What did all that mean? What did it mean about the way I was so used to dividing things up? How did that change my sense of belonging in the world? 

Mindfulness is about observation and discovery. The mistake many of us make is to sit back from what we observe, separating ourselves, isolating various thoughts, feelings, revelations, even extraordinary ones. The result is often agitation, irritation, and a lack of closeness with self and world. Our contemporary culture is so shaped by the scientific method that without thinking twice, we apply it to understand new experiences, not realizing that that very approach can render invisible the new insights we seek. 

Perhaps this is why mindfulness is proving to be such an antidote to the anguish of our times. It doesn’t ask us to reject our way of observing and seeing. It asks us to take our scientific method more seriously, more deeply, and turn it to question not only what we are observing but the subject, the observer itself. We don’t need to reject what we know, rather we are called to approach our experiment freshly, removing pre-drawn assumptions and blinders. That is, after all, the heart of good experiments. 

While working with what is familiar to us, mindfulness also points to a different way of seeing and knowing, of closeness that is so close, there is no dividing between things.
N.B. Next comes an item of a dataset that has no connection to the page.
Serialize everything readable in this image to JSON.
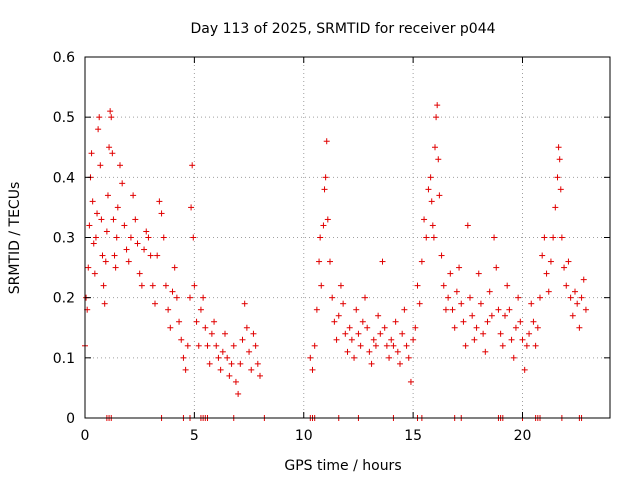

Everything is interconnected, interrelated at such a level that under subtle observation we see that nothing truly exists alone or outside of everything else. Physicist David Bohm’s implicate order sought to explain that wholeness in a manner familiar to both scientists and lay people, revealing an intimacy that speaks to a cure for our malaise of loneliness and isolation. Shifting our frame of reference and interpretation can shift our understanding. Shifting our understanding can shift our mental state and conclusions, our emotions, and our willingness to see and experience ourselves and the world differently. 

We may not need a cure for scientism. We may need to apply it more rigorously and open-endedly, so that our mindful awareness can open up worlds to us and allow our rich inner life and our participation with the world around us to flower anew.